Architects   MELNIKOV KONSTANTIN STEPANOVICH
     
Date   1927
     
Address   Krivoarbatskiy pereulok, 10, MOSCOW, RUSSIA
     
School    
     
Floor Plan    
     
Description  

This was the only private house built in Moscow during the Soviet era. The authorities were so taken with Melnikov’s extraordinary design that they even bailed him out when he ran out of money during construction.

The house comprises two intersecting cylinders, one taller than the other. The cylinder facing the street close to Arbatskaya Metro station, is faced with a wall of glass topped with a roof terrace; the second cylinder contains the architect’s studio and bedroom, designed rather mysteriously as a “sonata for sleep”. These remarkable rooms are 5 metres high and lit by beehive-like hexagonal windows. These are not randomly placed but a part of the complex geometry of the structure of the house, based on 200 hexagonal “modules”, 140 of which are infilled with brick and 60 of which are windows. You could try drawing the grid for yourself, but it might tie by your brain in knots.
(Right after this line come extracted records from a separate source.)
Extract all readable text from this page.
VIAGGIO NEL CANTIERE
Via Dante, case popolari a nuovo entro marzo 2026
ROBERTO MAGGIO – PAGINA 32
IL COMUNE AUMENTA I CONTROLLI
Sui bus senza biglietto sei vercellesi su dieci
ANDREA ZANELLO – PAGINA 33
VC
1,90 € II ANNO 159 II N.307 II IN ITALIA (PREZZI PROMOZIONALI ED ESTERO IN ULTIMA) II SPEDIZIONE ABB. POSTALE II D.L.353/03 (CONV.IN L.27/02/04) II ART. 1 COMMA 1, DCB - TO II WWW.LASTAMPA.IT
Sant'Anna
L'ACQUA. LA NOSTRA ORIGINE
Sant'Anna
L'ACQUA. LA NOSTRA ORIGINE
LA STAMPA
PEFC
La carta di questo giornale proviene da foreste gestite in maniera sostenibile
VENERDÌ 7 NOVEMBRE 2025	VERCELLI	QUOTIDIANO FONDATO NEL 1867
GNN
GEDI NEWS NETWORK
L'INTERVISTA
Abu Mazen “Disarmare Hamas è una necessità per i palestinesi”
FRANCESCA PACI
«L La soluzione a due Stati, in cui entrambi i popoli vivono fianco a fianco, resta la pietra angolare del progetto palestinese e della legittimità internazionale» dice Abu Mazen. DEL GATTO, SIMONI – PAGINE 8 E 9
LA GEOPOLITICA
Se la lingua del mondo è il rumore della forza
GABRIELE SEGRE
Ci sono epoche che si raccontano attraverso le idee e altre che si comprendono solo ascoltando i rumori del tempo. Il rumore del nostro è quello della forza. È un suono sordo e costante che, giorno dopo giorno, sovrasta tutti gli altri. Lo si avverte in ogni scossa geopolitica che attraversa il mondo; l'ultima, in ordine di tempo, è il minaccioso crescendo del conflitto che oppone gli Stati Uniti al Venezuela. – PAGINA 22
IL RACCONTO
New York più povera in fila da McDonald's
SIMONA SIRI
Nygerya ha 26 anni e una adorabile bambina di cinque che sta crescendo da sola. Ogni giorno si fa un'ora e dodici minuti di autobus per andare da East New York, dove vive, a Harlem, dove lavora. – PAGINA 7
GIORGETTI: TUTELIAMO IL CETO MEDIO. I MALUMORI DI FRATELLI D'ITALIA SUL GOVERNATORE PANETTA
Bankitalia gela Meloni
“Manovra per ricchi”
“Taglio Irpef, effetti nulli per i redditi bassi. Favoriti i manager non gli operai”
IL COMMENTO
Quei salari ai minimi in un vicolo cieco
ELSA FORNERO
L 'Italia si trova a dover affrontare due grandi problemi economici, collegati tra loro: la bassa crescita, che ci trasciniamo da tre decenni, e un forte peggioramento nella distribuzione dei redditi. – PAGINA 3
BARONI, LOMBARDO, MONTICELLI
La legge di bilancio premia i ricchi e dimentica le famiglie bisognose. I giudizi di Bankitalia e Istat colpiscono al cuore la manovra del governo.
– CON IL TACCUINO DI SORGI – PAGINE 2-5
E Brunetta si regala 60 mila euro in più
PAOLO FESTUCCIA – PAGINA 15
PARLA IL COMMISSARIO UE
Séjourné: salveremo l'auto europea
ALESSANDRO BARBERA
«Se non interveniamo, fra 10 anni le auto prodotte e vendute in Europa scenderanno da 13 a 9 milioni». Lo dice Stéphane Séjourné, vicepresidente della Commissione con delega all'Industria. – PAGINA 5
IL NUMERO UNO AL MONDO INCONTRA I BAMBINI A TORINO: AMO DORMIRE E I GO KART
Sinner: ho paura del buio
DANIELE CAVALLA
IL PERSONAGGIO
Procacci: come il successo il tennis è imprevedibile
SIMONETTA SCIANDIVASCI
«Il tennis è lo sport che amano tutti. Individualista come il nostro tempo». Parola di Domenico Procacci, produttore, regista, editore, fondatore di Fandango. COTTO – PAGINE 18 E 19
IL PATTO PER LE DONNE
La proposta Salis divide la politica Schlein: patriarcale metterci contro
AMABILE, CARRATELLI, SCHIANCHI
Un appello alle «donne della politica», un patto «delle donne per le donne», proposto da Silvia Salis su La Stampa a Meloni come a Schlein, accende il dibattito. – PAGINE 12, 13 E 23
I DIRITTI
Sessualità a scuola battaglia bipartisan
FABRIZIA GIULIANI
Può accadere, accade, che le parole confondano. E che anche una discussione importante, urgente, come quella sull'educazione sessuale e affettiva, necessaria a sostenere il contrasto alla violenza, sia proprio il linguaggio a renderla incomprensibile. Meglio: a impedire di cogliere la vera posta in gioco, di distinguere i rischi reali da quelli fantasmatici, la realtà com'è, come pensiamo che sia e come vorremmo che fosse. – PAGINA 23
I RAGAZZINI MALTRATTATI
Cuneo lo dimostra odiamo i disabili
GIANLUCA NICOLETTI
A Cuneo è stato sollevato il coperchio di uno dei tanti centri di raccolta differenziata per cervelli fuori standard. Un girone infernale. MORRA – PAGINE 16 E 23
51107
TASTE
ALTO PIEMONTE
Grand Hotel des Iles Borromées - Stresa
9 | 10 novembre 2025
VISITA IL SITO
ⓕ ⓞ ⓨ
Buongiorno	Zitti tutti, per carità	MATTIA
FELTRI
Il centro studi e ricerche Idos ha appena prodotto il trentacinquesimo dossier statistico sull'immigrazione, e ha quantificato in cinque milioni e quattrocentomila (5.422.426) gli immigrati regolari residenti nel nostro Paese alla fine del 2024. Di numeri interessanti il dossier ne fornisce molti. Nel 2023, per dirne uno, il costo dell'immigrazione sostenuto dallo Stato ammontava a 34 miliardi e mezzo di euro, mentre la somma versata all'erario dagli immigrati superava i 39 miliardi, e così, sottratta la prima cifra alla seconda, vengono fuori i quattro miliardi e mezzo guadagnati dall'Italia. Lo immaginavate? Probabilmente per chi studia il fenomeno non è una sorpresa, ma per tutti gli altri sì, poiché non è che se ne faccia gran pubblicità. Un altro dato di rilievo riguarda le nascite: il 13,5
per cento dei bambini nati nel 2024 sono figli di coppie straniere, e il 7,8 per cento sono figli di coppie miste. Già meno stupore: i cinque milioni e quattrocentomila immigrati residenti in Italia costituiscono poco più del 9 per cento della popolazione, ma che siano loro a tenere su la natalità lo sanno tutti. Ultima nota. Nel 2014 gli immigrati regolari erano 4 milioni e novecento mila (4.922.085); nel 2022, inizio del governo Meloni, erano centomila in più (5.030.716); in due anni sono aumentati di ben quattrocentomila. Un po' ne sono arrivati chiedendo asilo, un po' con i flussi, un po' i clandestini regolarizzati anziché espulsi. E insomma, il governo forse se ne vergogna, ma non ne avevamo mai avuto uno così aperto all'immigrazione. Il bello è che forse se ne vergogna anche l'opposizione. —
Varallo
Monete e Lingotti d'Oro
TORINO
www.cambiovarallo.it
Melnikov filled the house with ingenious gadgetry, including speaking tubes, a waste -disposal system and sliding doors that served two openings. The house was partly restored in 1990-1991 and at the end of the century is still lived in by Melnikov’s son. Although decidedly eccentric and not a house that every family would find easy to live in, the Melnikov house is a brave attempt to rethink domesticity and the architecture that frames it. That it has survived intact and longer than the USSR is a fact more remarkable than the design itself.